15. yüzyılda Dulkadiroğulları Beyliği döneminde inşa edilen cami, mimari zarafeti ve tarihsel dokusuyla yerel halkın yanı sıra ziyaretçilerin de ilgi odağı.
Mimari Dokusuyla Açık Hava Müzesi
Taş duvarlarında Osmanlı ve Selçuklu etkilerini bir arada barındıran camide, dönemine ait yazıtlar ve bezemeler görenleri geçmişle buluşturuyor. Vakıflar Bölge Müdürlüğü’nce gerçekleştirilen restorasyon kapsamında mihrap, minber ve ahşap süslemeler dikkatlice onarıldı.

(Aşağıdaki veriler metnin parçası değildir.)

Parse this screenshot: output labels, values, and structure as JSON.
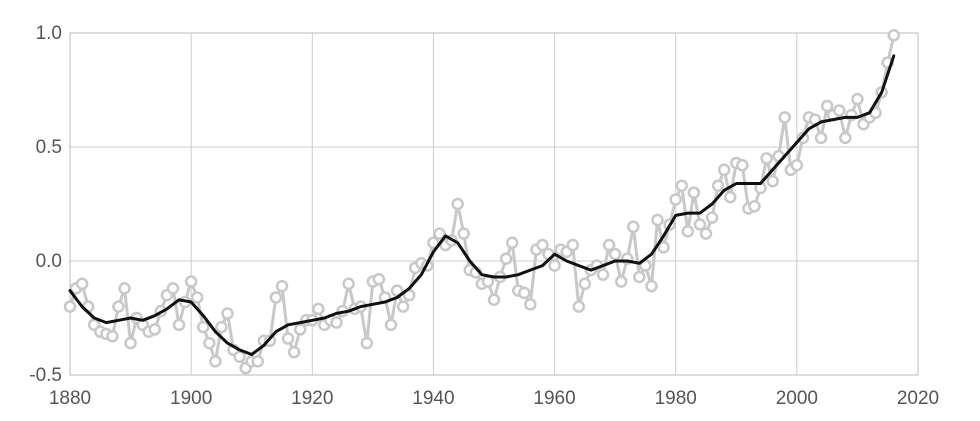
{
  "chart_data": {
    "type": "line",
    "title": "",
    "xlabel": "",
    "ylabel": "",
    "xlim": [
      1880,
      2020
    ],
    "ylim": [
      -0.5,
      1.0
    ],
    "grid": true,
    "x_ticks": [
      1880,
      1900,
      1920,
      1940,
      1960,
      1980,
      2000,
      2020
    ],
    "x_tick_labels": [
      "1880",
      "1900",
      "1920",
      "1940",
      "1960",
      "1980",
      "2000",
      "2020"
    ],
    "y_ticks": [
      -0.5,
      0.0,
      0.5,
      1.0
    ],
    "y_tick_labels": [
      "-0.5",
      "0.0",
      "0.5",
      "1.0"
    ],
    "colors": {
      "annual": "#c8c8c8",
      "smoothed": "#111111"
    },
    "series": [
      {
        "style": "annual",
        "x": [
          1880,
          1881,
          1882,
          1883,
          1884,
          1885,
          1886,
          1887,
          1888,
          1889,
          1890,
          1891,
          1892,
          1893,
          1894,
          1895,
          1896,
          1897,
          1898,
          1899,
          1900,
          1901,
          1902,
          1903,
          1904,
          1905,
          1906,
          1907,
          1908,
          1909,
          1910,
          1911,
          1912,
          1913,
          1914,
          1915,
          1916,
          1917,
          1918,
          1919,
          1920,
          1921,
          1922,
          1923,
          1924,
          1925,
          1926,
          1927,
          1928,
          1929,
          1930,
          1931,
          1932,
          1933,
          1934,
          1935,
          1936,
          1937,
          1938,
          1939,
          1940,
          1941,
          1942,
          1943,
          1944,
          1945,
          1946,
          1947,
          1948,
          1949,
          1950,
          1951,
          1952,
          1953,
          1954,
          1955,
          1956,
          1957,
          1958,
          1959,
          1960,
          1961,
          1962,
          1963,
          1964,
          1965,
          1966,
          1967,
          1968,
          1969,
          1970,
          1971,
          1972,
          1973,
          1974,
          1975,
          1976,
          1977,
          1978,
          1979,
          1980,
          1981,
          1982,
          1983,
          1984,
          1985,
          1986,
          1987,
          1988,
          1989,
          1990,
          1991,
          1992,
          1993,
          1994,
          1995,
          1996,
          1997,
          1998,
          1999,
          2000,
          2001,
          2002,
          2003,
          2004,
          2005,
          2006,
          2007,
          2008,
          2009,
          2010,
          2011,
          2012,
          2013,
          2014,
          2015,
          2016
        ],
        "values": [
          -0.2,
          -0.12,
          -0.1,
          -0.2,
          -0.28,
          -0.31,
          -0.32,
          -0.33,
          -0.2,
          -0.12,
          -0.36,
          -0.25,
          -0.28,
          -0.31,
          -0.3,
          -0.22,
          -0.15,
          -0.12,
          -0.28,
          -0.18,
          -0.09,
          -0.16,
          -0.29,
          -0.36,
          -0.44,
          -0.29,
          -0.23,
          -0.39,
          -0.42,
          -0.47,
          -0.44,
          -0.44,
          -0.35,
          -0.35,
          -0.16,
          -0.11,
          -0.34,
          -0.4,
          -0.3,
          -0.26,
          -0.26,
          -0.21,
          -0.28,
          -0.26,
          -0.27,
          -0.22,
          -0.1,
          -0.21,
          -0.2,
          -0.36,
          -0.09,
          -0.08,
          -0.16,
          -0.28,
          -0.13,
          -0.2,
          -0.15,
          -0.03,
          -0.01,
          -0.02,
          0.08,
          0.12,
          0.07,
          0.09,
          0.25,
          0.12,
          -0.04,
          -0.05,
          -0.1,
          -0.09,
          -0.17,
          -0.07,
          0.01,
          0.08,
          -0.13,
          -0.14,
          -0.19,
          0.05,
          0.07,
          0.03,
          -0.02,
          0.05,
          0.04,
          0.07,
          -0.2,
          -0.1,
          -0.04,
          -0.02,
          -0.06,
          0.07,
          0.03,
          -0.09,
          0.01,
          0.15,
          -0.07,
          -0.02,
          -0.11,
          0.18,
          0.06,
          0.16,
          0.27,
          0.33,
          0.13,
          0.3,
          0.16,
          0.12,
          0.19,
          0.33,
          0.4,
          0.28,
          0.43,
          0.42,
          0.23,
          0.24,
          0.32,
          0.45,
          0.35,
          0.46,
          0.63,
          0.4,
          0.42,
          0.54,
          0.63,
          0.62,
          0.54,
          0.68,
          0.64,
          0.66,
          0.54,
          0.64,
          0.71,
          0.6,
          0.63,
          0.65,
          0.74,
          0.87,
          0.99
        ]
      },
      {
        "style": "smoothed",
        "x": [
          1880,
          1882,
          1884,
          1886,
          1888,
          1890,
          1892,
          1894,
          1896,
          1898,
          1900,
          1902,
          1904,
          1906,
          1908,
          1910,
          1912,
          1914,
          1916,
          1918,
          1920,
          1922,
          1924,
          1926,
          1928,
          1930,
          1932,
          1934,
          1936,
          1938,
          1940,
          1942,
          1944,
          1946,
          1948,
          1950,
          1952,
          1954,
          1956,
          1958,
          1960,
          1962,
          1964,
          1966,
          1968,
          1970,
          1972,
          1974,
          1976,
          1978,
          1980,
          1982,
          1984,
          1986,
          1988,
          1990,
          1992,
          1994,
          1996,
          1998,
          2000,
          2002,
          2004,
          2006,
          2008,
          2010,
          2012,
          2014,
          2016
        ],
        "values": [
          -0.13,
          -0.2,
          -0.25,
          -0.27,
          -0.26,
          -0.25,
          -0.26,
          -0.24,
          -0.21,
          -0.17,
          -0.18,
          -0.24,
          -0.31,
          -0.36,
          -0.39,
          -0.41,
          -0.37,
          -0.31,
          -0.28,
          -0.27,
          -0.26,
          -0.25,
          -0.23,
          -0.22,
          -0.2,
          -0.19,
          -0.18,
          -0.16,
          -0.12,
          -0.06,
          0.04,
          0.11,
          0.08,
          0.0,
          -0.06,
          -0.07,
          -0.07,
          -0.06,
          -0.04,
          -0.02,
          0.03,
          0.0,
          -0.02,
          -0.04,
          -0.02,
          0.0,
          0.0,
          -0.01,
          0.03,
          0.11,
          0.2,
          0.21,
          0.21,
          0.25,
          0.31,
          0.34,
          0.34,
          0.34,
          0.4,
          0.46,
          0.52,
          0.58,
          0.61,
          0.62,
          0.63,
          0.63,
          0.65,
          0.74,
          0.9
        ]
      }
    ]
  }
}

Yerel Sesler: “Kültürümüzün Nefesi Burada”
Cami çevresindeki esnaflardan Mehmet Karakuş, “Her taşında bir hatıra gizli. Gençler burada yalnızca ibadet değil; büyüklerinin anlattığı hikâyeleri de dinliyor,” ifadeleriyle caminin sosyal yönüne dikkat çekiyor.
Görsel Mirasın Durağı
Fotoğraf meraklıları sabah ışığında taş duvarlara vuran gölgeleri kare kare yakalarken, kültürel miras gönüllüleri Ulu Cami’yi dijital arşivlere taşıyor.
Kahramanmaraş’ı anlamak, sadece sokaklarında yürümekle olmaz. Ulu Cami’yi ziyaret etmek, şehrin belleğinde iz bırakmak demektir.